Other than those two slippery guys, neither of whom did any real harm, I've had another good, full day. On my morning walk I passed the Queen's art gallery and so went in for a quick look at contemporary Thai painting. Then I climbed the Golden Mount, which is a temple atop an artificial hill made of collapsed brick from an older chedi right in the middle of the city. There are lots of large bells hanging along the staircases that you climb and apparently the tradition is to ring each bell as you pass, so I did. I spent a few hours touring the temple complex housing the Emerald Buddha and the grounds of the Grand Palace which are attached. I don't think I've ever seen so much gold in one place, and that includes Versailles. Truly remarkable. The exteriors of these temples are encrusted with gold-leaf tile and multicolored glass mosaic EVERYWHERE. It's pretty blinding, and incredibly colorful, and yet it works visually. Not as a steady diet for the eyes, but it seems to suit these most ceremonial of buildings.

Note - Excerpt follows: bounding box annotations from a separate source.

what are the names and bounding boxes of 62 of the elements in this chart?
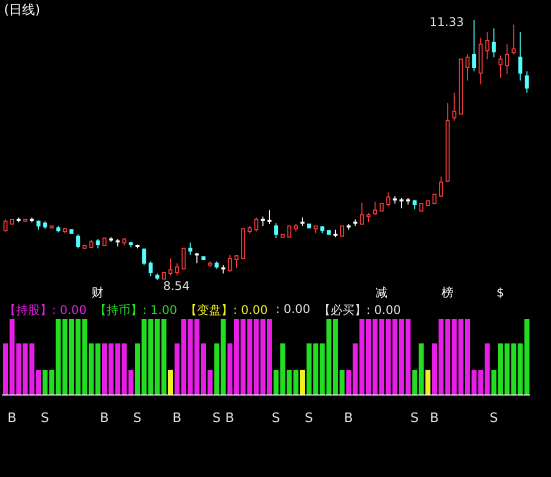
- x-tick-label: B: [430, 411, 439, 426]
- x-tick-label: B: [172, 411, 182, 426]
- candlestick: [3, 218, 8, 232]
- chart-title: (日线): [4, 3, 40, 18]
- candlestick: [287, 225, 292, 238]
- candlestick: [228, 254, 232, 272]
- candlestick: [360, 202, 364, 226]
- x-tick-label: $: [496, 286, 504, 300]
- x-tick-label: S: [490, 411, 498, 426]
- candlestick: [274, 222, 278, 239]
- x-tick-label: B: [344, 411, 353, 426]
- candlestick: [175, 262, 180, 276]
- candlestick: [439, 176, 444, 198]
- candlestick: [366, 212, 370, 223]
- x-tick-label: S: [272, 411, 280, 426]
- candlestick: [524, 70, 529, 94]
- candlestick: [76, 234, 80, 249]
- candlestick: [194, 252, 199, 264]
- x-tick-label: 榜: [442, 286, 454, 300]
- series-label: 【持股】: 0.00: [4, 302, 87, 319]
- candlestick: [452, 92, 456, 122]
- candlestick: [188, 242, 192, 256]
- candlestick: [36, 220, 40, 230]
- text: 【变盘】: 0.00: [185, 302, 268, 319]
- candlestick: [373, 201, 378, 216]
- candlestick: [485, 32, 490, 60]
- candlestick: [260, 216, 265, 226]
- x-tick-label: S: [40, 411, 50, 426]
- candlestick: [492, 28, 496, 58]
- x-tick-label: S: [304, 411, 314, 426]
- x-tick-label: B: [7, 411, 16, 426]
- candlestick: [412, 199, 417, 210]
- candlestick: [96, 238, 100, 249]
- candlestick: [267, 210, 272, 225]
- x-tick-label: B: [100, 411, 109, 426]
- candlestick: [432, 194, 436, 204]
- candlestick: [518, 32, 522, 82]
- series-label: 【持币】: 1.00: [94, 302, 178, 319]
- annotation: 11.33: [430, 15, 464, 29]
- candlestick: [182, 248, 186, 270]
- x-tick-label: S: [410, 411, 419, 426]
- x-tick-label: 减: [376, 286, 388, 300]
- text: : 0.00: [276, 302, 310, 318]
- x-tick-label: S: [133, 411, 142, 426]
- x-tick-label: 财: [92, 286, 104, 300]
- text: 【必买】: 0.00: [318, 302, 401, 319]
- candlestick: [512, 24, 516, 55]
- candlestick: [505, 44, 510, 75]
- candlestick: [234, 254, 238, 268]
- candlestick: [168, 258, 172, 276]
- candlestick: [399, 197, 404, 209]
- x-tick-label: S: [212, 411, 221, 426]
- candlestick: [386, 192, 390, 207]
- candlestick: [472, 20, 476, 72]
- candlestick: [254, 217, 258, 232]
- x-tick-label: B: [225, 411, 234, 426]
- candlestick: [465, 54, 470, 82]
- candlestick: [340, 225, 344, 237]
- annotation: 8.54: [163, 279, 190, 293]
- candlestick: [142, 248, 146, 266]
- candlestick: [148, 260, 153, 277]
- candlestick: [498, 54, 502, 78]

The Emerald Buddha is actually jade, and about 2 feet high, and lives atop a 25' mountain of gold thrones and attendant Buddhas and lotus and so forth. He's got three different golden outfits--one for each of the three seasons: rainy, dry, winter--and the King himself actually changes the garments on the appropriate day. The King is a revered figure, and pictures of him are EVERYWHERE on the streets in large public cartouches and hanging on buildings 4 times life size and in stores and in peoples homes.

Since I was back in the neighborhood of the massage school, I popped in for a 45 minute foot massage and reflexology treatment. The woman who worked on me was great, and took my surgically repaired right ankle as a personal challenge. I can't say it all felt good at the time, but my feet aren't tired tonight after a full day of walking.

Then I decided to test out a few of Bangkok's special transit options. A major river loops through the city, and the water taxis are actually one of the fastest and cheapest ways around. They aren't just for tourists. So I took one from the old part of the city to a station near the commercial center, where I climbed stairs up to take the Skytrain, a monorail that has two lines. I rode the shorter line from one end to the other. Again, it's full of Thais, and schoolkids, and very much in use.

My last stop of the day was Jim Thompson's house. Jim Thompson was a Princeton trained architect and former OSS officer who moved to Thailand permanently after the war. He had an artist's and entrepreneur's eye, and played a major role in getting western fashion leaders interested in Thai silk. He made a fortune from the silk exporting company he founded and ran. He got quite famous after the movie of THE KING AND I, which featured his silks. He built himself a beautiful house and garden, filled with sculpture and porcelain, by taking 6 traditional Thai houses and connecting them. Walls and floors are teak, with traditional structures that are wider at the base than at the top. This includes all doorways and windows. Windows look out over a compact garden with orchids and greenery and curving brick walks. The living room opens out on one long side to a brick terrace that leads down to a boat landing on a canal, so there's a constant sound of water in the house. (The canals now are pretty filthy, but I imagine it wasn't so bad in 1959 when he built the house.) Thompson disappeared at the age of 61 while on holiday in Malaysia in 1967, so the whole story has a mysterious tinge to it.

I've wondered if my great aunt Cleome ever crossed paths with this character; it seems possible given the circles she moved in, though I think most of her time in Asia was quite a bit earlier, and she would have been older than he was. But she's been on my mind a bit since the flower Cleome is one of the most used in plantings here in street dividers and decorative parks.

I peeked in to one of the big department stores in the complex known as Siam Center long enough to buy myself a little alarm clock so I don't miss my early taxi to the airport in the morning, and to catch a bit of the upscale commercial scene, which is big here. There are fancy flyover walkways connecting all these stores, and indoor upscale restaurant corridors. The one with the longest line was the kind of sushi place where dishes pass by diners on a conveyor belt so that you can take what you want. Very hip here, I guess!

I am off to Phnom Penh tomorrow, for the second half of my trip.